Fetal ultrasound imaging is critical for prenatal care, demanding accurate anatomical interpretation. This study evaluates the potential of Vision Large Language Models (LLMs) in interpreting fetal ultrasound images, exploring whether tailored prompts can enhance performance compared to standard prompts, and assessing their utility in clinical settings. Nine fetal ultrasound images were analyzed using six advanced Vision LLMs via the Chatbot Arena platform. Standard prompts were compared against expert-crafted tailored questions. Three expert sonographers assessed the models' outputs across five criteria-anatomical recognition, biometric potential, picture quality, normalcy assessment, and clinical recommendations-using a Likert scale (1-5).
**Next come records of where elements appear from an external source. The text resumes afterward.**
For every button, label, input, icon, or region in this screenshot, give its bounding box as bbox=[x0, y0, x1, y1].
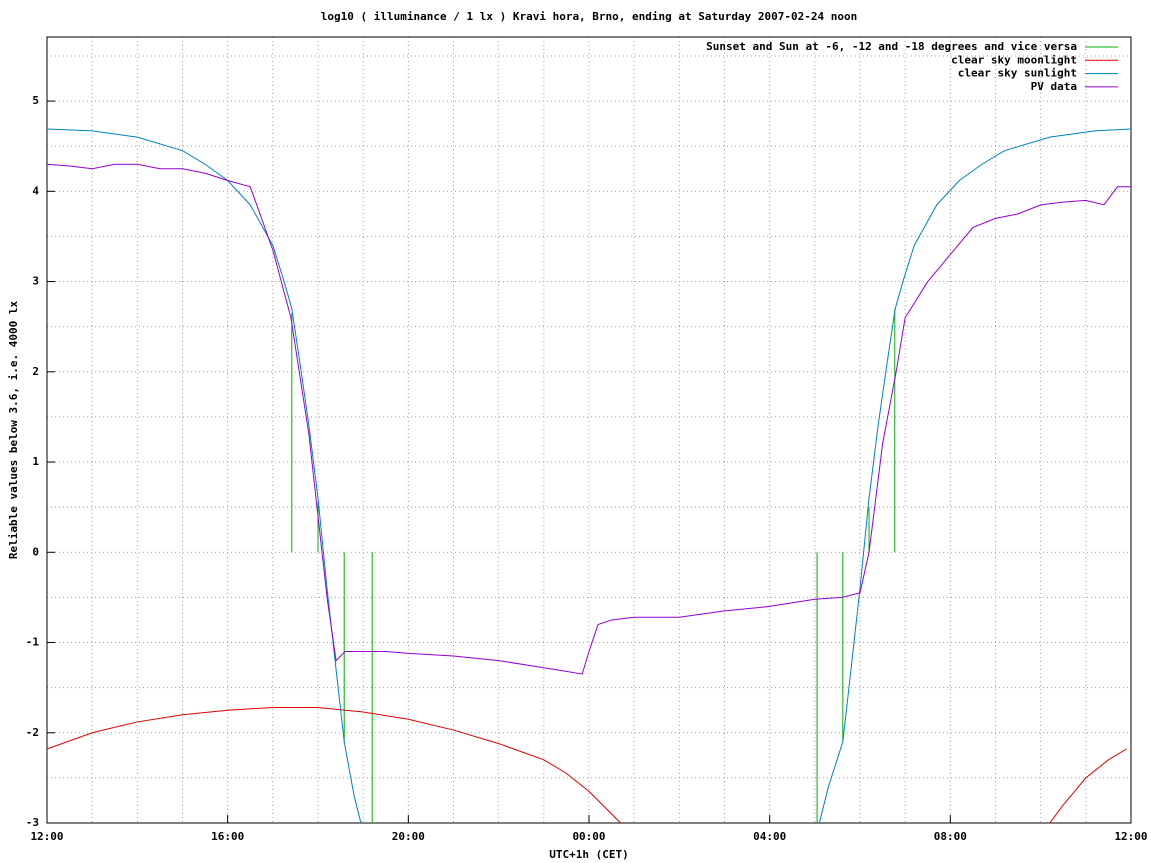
x-tick-label: 04:00 bbox=[753, 830, 786, 843]
x-tick-label: 12:00 bbox=[1114, 830, 1147, 843]
series-line bbox=[46, 128, 1132, 824]
legend-label: Sunset and Sun at -6, -12 and -18 degree… bbox=[706, 40, 1077, 53]
chart-title: log10 ( illuminance / 1 lx ) Kravi hora,… bbox=[321, 10, 857, 23]
legend-label: PV data bbox=[1031, 80, 1077, 93]
series-line bbox=[291, 308, 896, 823]
y-tick-label: 4 bbox=[32, 184, 39, 197]
y-axis-label: Reliable values below 3.6, i.e. 4000 lx bbox=[7, 300, 20, 559]
x-tick-label: 16:00 bbox=[211, 830, 244, 843]
x-tick-label: 12:00 bbox=[30, 830, 63, 843]
y-tick-label: 2 bbox=[32, 365, 39, 378]
legend-label: clear sky sunlight bbox=[958, 67, 1077, 80]
y-tick-label: 3 bbox=[32, 275, 39, 288]
x-tick-label: 20:00 bbox=[392, 830, 425, 843]
y-tick-label: -1 bbox=[26, 636, 40, 649]
y-tick-label: 1 bbox=[32, 455, 39, 468]
plot-frame bbox=[46, 36, 1132, 824]
x-tick-label: 00:00 bbox=[572, 830, 605, 843]
y-tick-label: -2 bbox=[26, 726, 39, 739]
y-tick-label: 0 bbox=[32, 545, 39, 558]
y-tick-label: 5 bbox=[32, 94, 39, 107]
series-line bbox=[46, 163, 1131, 675]
series-line bbox=[46, 706, 1127, 824]
x-tick-label: 08:00 bbox=[934, 830, 967, 843]
legend-label: clear sky moonlight bbox=[951, 53, 1077, 66]
x-axis-label: UTC+1h (CET) bbox=[549, 848, 628, 861]
y-tick-label: -3 bbox=[26, 816, 39, 829]
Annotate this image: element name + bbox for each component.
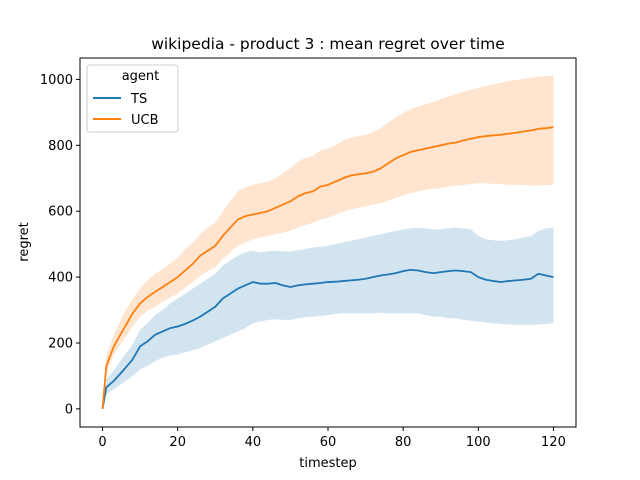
legend-label-ucb: UCB: [131, 113, 159, 128]
legend-label-ts: TS: [130, 92, 147, 107]
plot-area: [101, 75, 554, 410]
chart-title: wikipedia - product 3 : mean regret over…: [151, 35, 505, 53]
legend: agent TS UCB: [86, 64, 179, 133]
y-axis-title: regret: [17, 222, 32, 261]
legend-title: agent: [122, 69, 160, 84]
series-line-ts: [101, 268, 554, 410]
y-tick-label: 600: [48, 205, 73, 220]
y-tick-label: 800: [48, 139, 73, 154]
series-band-ucb: [102, 75, 554, 409]
y-tick-label: 400: [48, 271, 73, 286]
x-tick-label: 0: [98, 435, 106, 450]
y-tick-label: 200: [48, 336, 73, 351]
y-tick-label: 1000: [40, 73, 73, 88]
axes: 0 20 40 60 80 100 120 0 200 400 600 800 1000: [40, 57, 577, 450]
x-tick-label: 20: [169, 435, 186, 450]
y-tick-label: 0: [65, 402, 73, 417]
x-tick-label: 100: [466, 435, 491, 450]
x-tick-label: 60: [320, 435, 337, 450]
x-tick-label: 80: [395, 435, 412, 450]
series-line-ucb: [101, 126, 554, 409]
x-tick-label: 120: [541, 435, 566, 450]
x-tick-label: 40: [245, 435, 262, 450]
legend-box: [86, 64, 179, 133]
x-axis-title: timestep: [299, 456, 357, 471]
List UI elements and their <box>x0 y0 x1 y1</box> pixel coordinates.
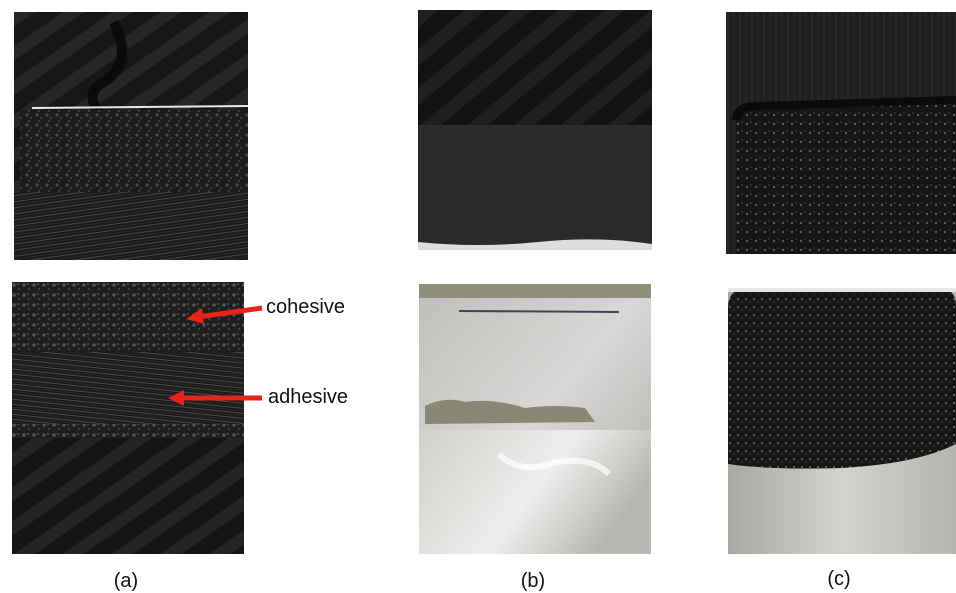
adhesive-arrow <box>168 390 262 406</box>
specimen-a-top <box>14 12 248 260</box>
panel-label-a: (a) <box>113 570 139 592</box>
panel-label-c: (c) <box>827 568 851 590</box>
cohesive-label: cohesive <box>266 296 345 318</box>
specimen-c-top <box>726 12 956 254</box>
specimen-c-bottom <box>728 288 956 554</box>
specimen-b-bottom <box>419 284 651 554</box>
cohesive-arrow <box>186 305 263 324</box>
adhesive-label: adhesive <box>268 386 349 408</box>
panel-label-b: (b) <box>520 570 546 592</box>
specimen-a-bottom <box>12 282 244 554</box>
specimen-b-top <box>418 10 652 250</box>
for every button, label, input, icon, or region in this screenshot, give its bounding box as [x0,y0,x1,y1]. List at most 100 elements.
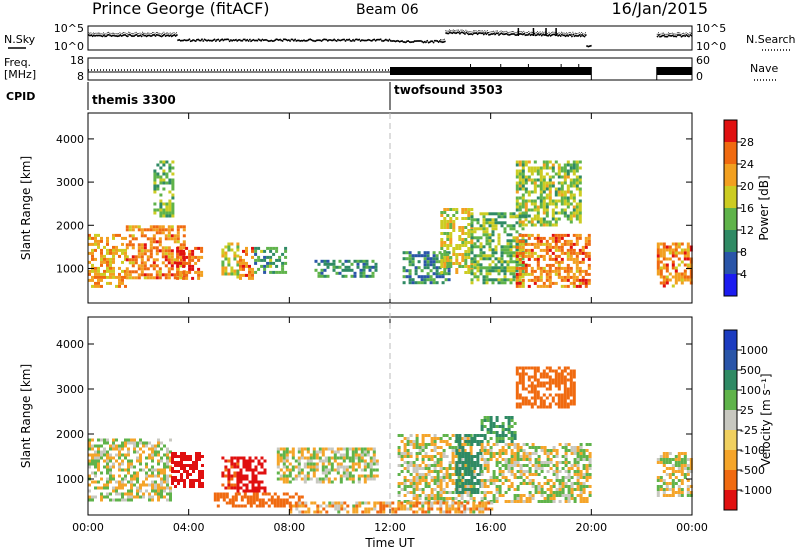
echo-cell [103,495,106,499]
echo-cell [515,390,519,394]
echo-cell [167,276,171,280]
echo-cell [458,434,462,437]
echo-cell [197,270,201,274]
echo-cell [278,270,282,274]
echo-cell [495,500,499,503]
echo-cell [321,471,325,475]
echo-cell [515,402,519,406]
echo-cell [346,510,350,514]
echo-cell [585,473,589,476]
echo-cell [382,510,386,514]
echo-cell [552,473,556,476]
echo-cell [656,269,660,273]
echo-cell [260,456,264,460]
echo-cell [153,187,157,191]
echo-cell [467,229,471,232]
echo-cell [179,246,183,250]
echo-cell [469,449,473,452]
echo-cell [318,459,322,463]
echo-cell [224,266,228,270]
echo-cell [524,187,528,191]
echo-cell [510,470,514,473]
echo-cell [563,175,567,179]
echo-cell [560,187,564,191]
echo-cell [482,278,486,282]
echo-cell [446,256,450,259]
echo-cell [439,497,443,500]
echo-cell [536,242,540,246]
echo-cell [445,467,449,470]
echo-cell [125,267,129,271]
echo-cell [521,251,525,255]
echo-cell [503,212,507,216]
echo-cell [351,465,355,469]
echo-cell [492,497,496,500]
echo-cell [494,251,498,255]
echo-cell [449,241,453,244]
echo-cell [239,456,243,460]
echo-cell [282,459,286,463]
echo-cell [445,510,449,514]
echo-cell [677,257,681,261]
echo-cell [173,258,177,262]
echo-cell [464,211,468,214]
echo-cell [91,263,94,267]
echo-cell [460,497,464,500]
echo-cell [180,458,183,461]
echo-cell [94,471,97,475]
echo-cell [569,196,573,200]
echo-cell [554,369,558,373]
echo-cell [518,233,522,237]
echo-cell [170,255,174,259]
echo-cell [503,266,507,270]
echo-cell [230,459,234,463]
echo-cell [415,494,419,497]
echo-cell [170,258,174,262]
echo-cell [415,501,419,505]
echo-cell [152,237,156,241]
echo-cell [507,431,511,434]
echo-cell [276,501,280,505]
echo-cell [516,443,520,446]
echo-cell [430,504,434,508]
echo-cell [662,494,666,497]
echo-cell [166,492,169,496]
echo-cell [424,464,428,467]
echo-cell [97,245,100,249]
echo-cell [480,485,484,488]
echo-cell [521,366,525,370]
echo-cell [674,470,678,473]
echo-cell [479,272,483,276]
echo-cell [563,211,567,215]
echo-cell [248,459,252,463]
echo-cell [659,455,663,458]
echo-cell [149,255,153,259]
echo-cell [584,281,588,285]
echo-cell [160,492,163,496]
echo-cell [257,258,261,262]
echo-cell [479,257,483,261]
echo-cell [91,456,94,460]
echo-cell [671,488,675,491]
echo-cell [454,507,458,511]
echo-cell [421,443,425,446]
echo-cell [467,250,471,253]
echo-cell [171,479,174,482]
echo-cell [575,214,579,218]
echo-cell [411,278,415,282]
echo-cell [548,178,552,182]
echo-cell [159,208,163,212]
echo-cell [483,458,487,461]
echo-cell [545,278,549,282]
echo-cell [539,239,543,243]
echo-cell [121,453,124,457]
echo-cell [358,501,362,505]
echo-cell [112,254,115,258]
echo-cell [125,273,129,277]
echo-cell [157,468,160,472]
echo-cell [551,239,555,243]
echo-cell [448,446,452,449]
echo-cell [560,169,564,173]
echo-cell [659,485,663,488]
echo-cell [536,284,540,288]
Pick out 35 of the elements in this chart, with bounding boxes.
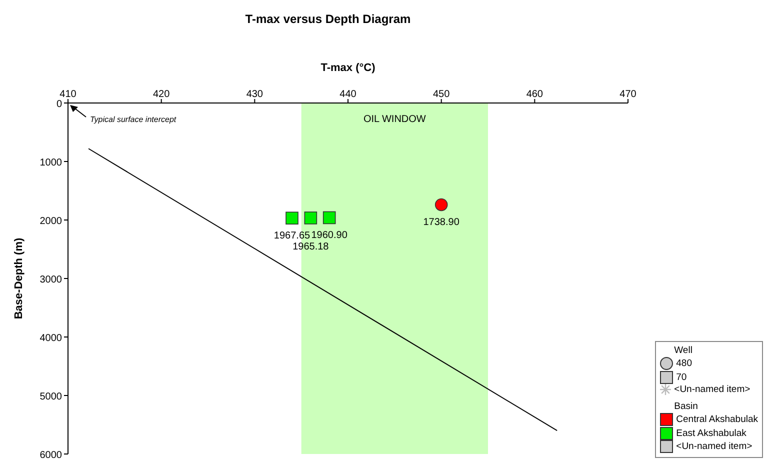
y-tick-label: 5000	[40, 392, 62, 402]
annotation: Typical surface intercept	[90, 115, 177, 124]
y-axis-title: Base-Depth (m)	[12, 238, 25, 320]
x-tick-label: 470	[620, 89, 637, 100]
y-tick-label: 4000	[40, 333, 62, 344]
x-tick-label: 430	[246, 89, 264, 100]
x-tick-label: 450	[432, 89, 450, 100]
data-label: 1960.90	[311, 230, 348, 242]
point	[434, 198, 448, 212]
data-label: 1967.65	[274, 230, 311, 242]
point	[304, 212, 318, 224]
text: 480	[675, 357, 693, 371]
y-tick-label: 0	[56, 99, 62, 110]
data-label: 1965.18	[292, 241, 330, 252]
text: <Un-named item>	[673, 384, 752, 397]
point	[322, 211, 336, 224]
band-label: OIL WINDOW	[363, 114, 426, 126]
x-tick-label: 410	[60, 89, 77, 100]
y-tick-label: 3000	[40, 274, 62, 286]
text: 70	[675, 370, 688, 384]
chart-title: T-max versus Depth Diagram	[244, 12, 412, 26]
x-axis-title: T-max (°C)	[320, 62, 376, 74]
data-label: 1738.90	[423, 217, 460, 228]
text: <Un-named item>	[675, 440, 754, 454]
legend-label: East Akshabulak	[675, 426, 748, 440]
y-tick-label: 1000	[40, 158, 62, 168]
x-tick-label: 460	[526, 89, 544, 100]
legend-label: Central Akshabulak	[675, 413, 758, 427]
y-tick-label: 6000	[40, 450, 62, 461]
legend-title: Basin	[673, 400, 699, 414]
text: Well	[673, 344, 694, 358]
point	[286, 212, 298, 225]
x-tick-label: 420	[152, 89, 170, 100]
x-tick-label: 440	[340, 89, 357, 100]
y-tick-label: 2000	[40, 216, 62, 227]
Standard prompts yielded limited interpretative accuracy. In contrast, custom prompts significantly improved performance, with Claude Sonnet 3.5 and ChatGPT4o achieving median scores of 19 and 18, respectively. Models excelled in analyzing fetal femur and trans-cerebellum images, with clinical advice being the easiest to identify. Challenges persisted in precise anatomical identification and image quality assessment, revealing limitations in visual recognition. Smaller models like pixtral-12b showed notable improvement with tailoring, suggesting fine-tuning potential, while larger models did not consistently outperform smaller ones, indicating factors beyond model size influence efficacy. Tailored prompts markedly enhance Vision LLMs' ability to interpret fetal ultrasound images, supporting their potential as aids in prenatal diagnosis and education. However, limitations in anatomical precision and image quality assessment persist. Future research should focus on refining models with specialized datasets, optimizing architectures, and advancing prompt engineering to maximize clinical utility.